Up to the end of the year, expenditure will have totalled around US$ 1.5 million in marketing. The resources are from the Fund for Defense of the Coffee Economy (Funcafé). Next year, expenses should total around US$ 3 million, according to Ferreira.
Programs about the effects of coffee consumption on human health are also being shown on the closed television channel “Conexão Médica”, from the southeastern city of São Paulo.
The programs reach around 40,000 health professionals in Latin America and Europe. Ferreira says that one of the largest restrictions to coffee consumption is the medical community, which links many health problems to coffee.
Market and Export
The United States is currently the largest coffee market in the world, consuming 18 million bags of coffee a year. The North American market, however, is dominated by Colombia, also a large producer of the product.

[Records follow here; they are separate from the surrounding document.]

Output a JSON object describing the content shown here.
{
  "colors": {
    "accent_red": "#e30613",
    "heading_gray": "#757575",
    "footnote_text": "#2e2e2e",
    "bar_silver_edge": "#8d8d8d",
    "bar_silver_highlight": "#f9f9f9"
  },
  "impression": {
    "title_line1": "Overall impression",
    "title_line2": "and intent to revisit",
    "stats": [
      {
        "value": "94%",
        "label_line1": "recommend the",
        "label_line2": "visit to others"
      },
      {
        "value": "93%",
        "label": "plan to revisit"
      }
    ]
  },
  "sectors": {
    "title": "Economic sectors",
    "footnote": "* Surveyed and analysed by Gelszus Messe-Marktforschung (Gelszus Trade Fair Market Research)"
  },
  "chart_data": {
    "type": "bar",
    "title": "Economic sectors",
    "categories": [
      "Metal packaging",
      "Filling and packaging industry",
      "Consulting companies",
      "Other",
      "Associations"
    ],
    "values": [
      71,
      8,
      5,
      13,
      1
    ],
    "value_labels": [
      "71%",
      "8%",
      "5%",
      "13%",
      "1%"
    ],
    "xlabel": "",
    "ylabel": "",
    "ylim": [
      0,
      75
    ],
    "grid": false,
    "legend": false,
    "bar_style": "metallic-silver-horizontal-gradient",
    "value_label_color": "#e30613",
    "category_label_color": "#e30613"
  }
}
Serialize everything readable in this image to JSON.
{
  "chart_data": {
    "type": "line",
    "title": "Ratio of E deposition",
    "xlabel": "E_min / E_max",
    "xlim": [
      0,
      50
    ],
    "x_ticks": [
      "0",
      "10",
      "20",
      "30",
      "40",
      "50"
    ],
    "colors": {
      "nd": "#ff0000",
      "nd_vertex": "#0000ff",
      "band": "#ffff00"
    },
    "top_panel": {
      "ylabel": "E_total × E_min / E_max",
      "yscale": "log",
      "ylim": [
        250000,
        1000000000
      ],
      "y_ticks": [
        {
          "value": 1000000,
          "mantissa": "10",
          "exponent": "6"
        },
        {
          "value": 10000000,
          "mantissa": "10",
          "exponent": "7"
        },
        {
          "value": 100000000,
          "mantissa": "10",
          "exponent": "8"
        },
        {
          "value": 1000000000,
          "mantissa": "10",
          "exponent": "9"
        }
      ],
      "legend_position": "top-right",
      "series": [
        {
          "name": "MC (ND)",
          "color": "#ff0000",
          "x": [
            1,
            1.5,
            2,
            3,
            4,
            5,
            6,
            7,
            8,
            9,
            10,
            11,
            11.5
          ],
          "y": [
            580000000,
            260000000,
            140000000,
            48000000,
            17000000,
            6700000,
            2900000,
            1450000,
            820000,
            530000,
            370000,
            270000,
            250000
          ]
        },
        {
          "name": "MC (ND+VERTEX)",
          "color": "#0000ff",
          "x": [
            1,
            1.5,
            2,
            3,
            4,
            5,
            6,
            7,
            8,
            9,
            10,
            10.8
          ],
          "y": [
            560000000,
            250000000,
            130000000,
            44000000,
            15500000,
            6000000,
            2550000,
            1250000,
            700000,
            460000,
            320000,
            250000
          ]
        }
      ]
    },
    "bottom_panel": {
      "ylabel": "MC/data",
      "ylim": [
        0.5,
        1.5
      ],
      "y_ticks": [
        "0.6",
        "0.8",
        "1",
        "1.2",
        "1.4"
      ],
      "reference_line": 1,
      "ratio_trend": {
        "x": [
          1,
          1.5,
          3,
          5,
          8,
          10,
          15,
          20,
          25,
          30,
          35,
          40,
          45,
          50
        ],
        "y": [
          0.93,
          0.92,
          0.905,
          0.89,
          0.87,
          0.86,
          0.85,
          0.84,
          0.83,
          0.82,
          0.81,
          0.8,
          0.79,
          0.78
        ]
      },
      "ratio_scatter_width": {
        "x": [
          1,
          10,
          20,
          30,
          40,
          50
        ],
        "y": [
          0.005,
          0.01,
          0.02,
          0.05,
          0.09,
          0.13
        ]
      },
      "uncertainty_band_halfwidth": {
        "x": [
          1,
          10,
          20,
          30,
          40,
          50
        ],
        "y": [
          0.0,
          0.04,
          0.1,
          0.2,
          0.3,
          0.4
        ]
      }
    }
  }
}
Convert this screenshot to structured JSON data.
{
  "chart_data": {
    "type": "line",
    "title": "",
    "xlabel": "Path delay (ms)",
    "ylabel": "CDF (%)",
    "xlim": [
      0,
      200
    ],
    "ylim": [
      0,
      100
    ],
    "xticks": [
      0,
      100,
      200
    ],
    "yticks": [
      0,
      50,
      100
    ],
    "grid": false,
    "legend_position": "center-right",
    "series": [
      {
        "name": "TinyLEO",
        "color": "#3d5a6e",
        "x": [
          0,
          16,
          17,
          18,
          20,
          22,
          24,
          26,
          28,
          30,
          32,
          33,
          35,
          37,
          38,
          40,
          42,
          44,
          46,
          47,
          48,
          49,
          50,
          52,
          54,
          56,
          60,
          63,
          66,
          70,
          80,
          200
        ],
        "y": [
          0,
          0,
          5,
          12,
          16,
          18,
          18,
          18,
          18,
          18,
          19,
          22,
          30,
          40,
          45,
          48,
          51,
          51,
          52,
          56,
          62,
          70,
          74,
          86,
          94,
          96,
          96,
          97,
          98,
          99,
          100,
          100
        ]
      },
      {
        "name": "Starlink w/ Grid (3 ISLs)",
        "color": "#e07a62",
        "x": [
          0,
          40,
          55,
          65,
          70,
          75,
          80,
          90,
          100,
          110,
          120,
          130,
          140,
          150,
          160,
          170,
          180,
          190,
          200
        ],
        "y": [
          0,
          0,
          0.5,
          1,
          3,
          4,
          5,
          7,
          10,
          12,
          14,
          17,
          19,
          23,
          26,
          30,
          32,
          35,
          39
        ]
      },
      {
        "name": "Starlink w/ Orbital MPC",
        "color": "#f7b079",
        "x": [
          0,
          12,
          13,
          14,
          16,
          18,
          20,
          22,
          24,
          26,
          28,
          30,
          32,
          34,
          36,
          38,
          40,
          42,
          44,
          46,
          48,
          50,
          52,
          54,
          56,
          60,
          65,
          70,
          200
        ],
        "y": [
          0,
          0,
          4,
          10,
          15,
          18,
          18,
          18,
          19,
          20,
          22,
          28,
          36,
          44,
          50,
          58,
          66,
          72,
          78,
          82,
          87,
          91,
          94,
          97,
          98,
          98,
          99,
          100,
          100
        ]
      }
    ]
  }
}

Among the list of destinations for Brazilian coffee exports, the United States figures as the second largest destination. Exports to the US, however, have been dropping.
Between January and October this year, sales have dropped 19.48% in comparison to the same period in 2003. The North Americans imported 3.9 million bags of coffee from Brazil in the first ten months of last year, and 3.2 million in the same months in 2004.
Germany, however, the largest importer, has increased its purchases by 13.36%. On the whole, Brazilian exports have dropped 1.82% in the period in terms of volume, but they have risen 27.3% in terms of revenues. In October, however, sales rose 8.3% in volume and 31% in revenues.